OAKLAND — It may have been Julien Baker at the top of the marquee Tuesday at the Fox, but the Memphis singer-songwriter shared equal stage time with her two openers, Phoebe Bridgers and Lucy Dacus. The true headliner of the show was Boygenius, the group the three women had formed over the summer, releasing a surprise EP earlier this fall.
Following roughly 40-minute sets by each of the acts officially listed on the bill (Dacus and Bridgers played about nine songs each; Baker, 11), and a 10-minute break during which some people actually filtered out of the concert hall, Boygenius assembled across the front of the stage, with the Bridgers and Dacus flanking Julien Baker and members of both of their bands providing support. The three opened with “Souvenir,” the third of six tracks from their EP, boygenius. Baker softly sang the first verse; Bridgers sang the second. Dacus came in on the chorus, on which—much like the rest of the group’s songs—the three harmonized.
“I can’t love you how you want me to,” the three sang in unison at the beginning of “Bite The Hand.” As the song, reminiscent of ’90s garage rock in both tone and lyrical content, slowly burned on, their voices became staggered, overlapping each other. “Stay Down” began with Julien Baker singing lead in her distinct style, like a balloon slowly filling, knowing full well it could burst at any moment. Her bandmates handled subsequent verses, with the song morphing slightly to fit their vocals. “Me & My Dog” worked in reverse, with Bridgers starting as the lead vocalist on the mellow tune that turned into a rocker when the drums kicked in and violin grew louder and louder.

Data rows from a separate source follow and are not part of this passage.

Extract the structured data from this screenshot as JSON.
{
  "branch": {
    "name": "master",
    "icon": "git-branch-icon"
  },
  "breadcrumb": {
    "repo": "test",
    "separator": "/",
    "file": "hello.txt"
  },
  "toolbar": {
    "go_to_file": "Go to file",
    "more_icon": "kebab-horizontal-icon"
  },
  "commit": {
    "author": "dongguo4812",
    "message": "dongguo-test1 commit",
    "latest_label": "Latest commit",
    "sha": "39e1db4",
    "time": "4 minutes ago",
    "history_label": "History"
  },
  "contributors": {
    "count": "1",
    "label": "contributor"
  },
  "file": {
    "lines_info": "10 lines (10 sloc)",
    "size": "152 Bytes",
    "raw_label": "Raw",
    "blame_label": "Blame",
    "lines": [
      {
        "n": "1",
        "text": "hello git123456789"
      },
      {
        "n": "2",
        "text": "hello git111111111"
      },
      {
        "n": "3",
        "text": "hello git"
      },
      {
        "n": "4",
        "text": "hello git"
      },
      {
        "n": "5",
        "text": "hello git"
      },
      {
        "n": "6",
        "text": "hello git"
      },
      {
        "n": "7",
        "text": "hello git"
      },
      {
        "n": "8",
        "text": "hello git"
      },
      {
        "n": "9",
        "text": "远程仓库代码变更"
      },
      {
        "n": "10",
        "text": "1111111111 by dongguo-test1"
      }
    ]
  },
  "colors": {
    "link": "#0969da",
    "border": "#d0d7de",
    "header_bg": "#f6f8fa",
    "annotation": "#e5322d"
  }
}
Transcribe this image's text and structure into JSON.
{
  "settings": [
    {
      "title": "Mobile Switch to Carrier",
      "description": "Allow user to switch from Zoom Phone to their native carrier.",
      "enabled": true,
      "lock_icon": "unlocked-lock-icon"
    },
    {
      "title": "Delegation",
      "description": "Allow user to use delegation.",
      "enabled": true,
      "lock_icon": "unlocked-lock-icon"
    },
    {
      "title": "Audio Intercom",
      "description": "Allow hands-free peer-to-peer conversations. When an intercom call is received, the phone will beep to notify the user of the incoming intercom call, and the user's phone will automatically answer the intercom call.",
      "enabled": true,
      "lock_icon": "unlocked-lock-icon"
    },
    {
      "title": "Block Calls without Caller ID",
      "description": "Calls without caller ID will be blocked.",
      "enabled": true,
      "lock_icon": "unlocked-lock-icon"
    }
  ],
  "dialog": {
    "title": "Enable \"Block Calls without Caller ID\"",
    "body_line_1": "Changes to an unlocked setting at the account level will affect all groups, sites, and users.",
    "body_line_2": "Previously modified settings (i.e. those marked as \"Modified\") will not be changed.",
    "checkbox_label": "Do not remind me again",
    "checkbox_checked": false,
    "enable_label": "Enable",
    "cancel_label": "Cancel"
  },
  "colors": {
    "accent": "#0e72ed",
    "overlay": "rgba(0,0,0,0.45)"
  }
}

Virginia’s Lucy Dacus shined on the first half of “Salt in The Wound,” singing passionately. Midway through, Baker began wailing away on her guitar. As her solo dissolved the song into a sea of distortion, Dacus and Bridgers got down on their knees, as if in worship. The concept of sharing was the essence of Boygenius. There were no clear Baker, Dacus or Bridgers songs. Instead, they each contributed their part to the whole. The trio finished alone on stage, singing “Ketchum, ID” without the amplification of microphones. Slowly, the crowd joined in on the gentle lullaby.
The night began with solo sets by each member of Boygenius.
Lucy Dacus made a literal fresh start as she opened the show with a new song. Before setting off into its gloomy melody, she politely asked the audience to refrain from recording the unreleased cut. With no phones in the air, fans attentively listened to Dacus’ thoughtful lyrics and warm vocals.
The singer-songwriter welcomed her full band onstage for “Addictions,” off 2018’s Historian. The song about bad habits added a punch to Dacus’ set with its catchy indie-pop chorus. This ebb and flow of moods stayed constant throughout the set, allowing emotions to fester but to also be set free via energized rhythms. “I Don’t Wanna Be Funny Anymore,” off 2016’s No Burden, took on a garage rock sound as it deliberated feeling out of place. “Timefighter” glistened with a soulful allure. Dacus thanked the crowd for singing along before concluding with “Nightshift.”
Phoebe Bridgers and her band began with a slow and somber kick drum beat, sparse violin and Bridgers lightly strumming her guitar for the intro to “Smoke Signals.” “Funeral” and “Georgia” were flecked by steel guitar played to perfection by Harrison Whitford.
“This is a song I wrote about domestic violence; yeah,” Bridgers said, off-kilter. “It’s a song I wrote for my brother. … Everything is fine now.”
The mid-song banter may have had some hiccups, but the musician’s bedroom pop, filtered through an alt-country prism, was smooth. “Demi Moore,” “Killer + The Sound” held down the middle of her set, before she concluded with “You Missed My Heart” and “Scott Street.”
Julien Baker split her 11 songs on stage evenly between her 2015 debut LP, Sprained Ankle, and 2017 follow-up, Turn Out The Lights.
On most of the newer songs, she was accompanied by Bridgers’ violinist, whom she gave freer reign than the opener, but didn’t need it much because the rich tones of her voice and guitar. She opened with “Sour Breath” and “Shadowboxing,” before transitioning to older cuts “Sprained Ankle,” “Everybody Does” and “Rejoice.”
“I’m amazed that anyone wants to hear these songs in the first place,” she said prior to the middle of the three older cuts. On “Rejoice,” her voice bounced off the high ceiling, turning the Fox into a cathedral. On “Televangelist” and “Go Home,” she played an upright piano, which altered the feel of the latter song that she has previously performed on guitar. While the new instrument may have distracted somewhat from the song, the addition of a violin on the heart-wrenching “Something” gave the song even more depth.
Baker concluded with “Turn Out The Lights,” her loudest song, on which the reverb and rattling distortion possibly mimicked the distress she may have been feeling at the point of inspiration.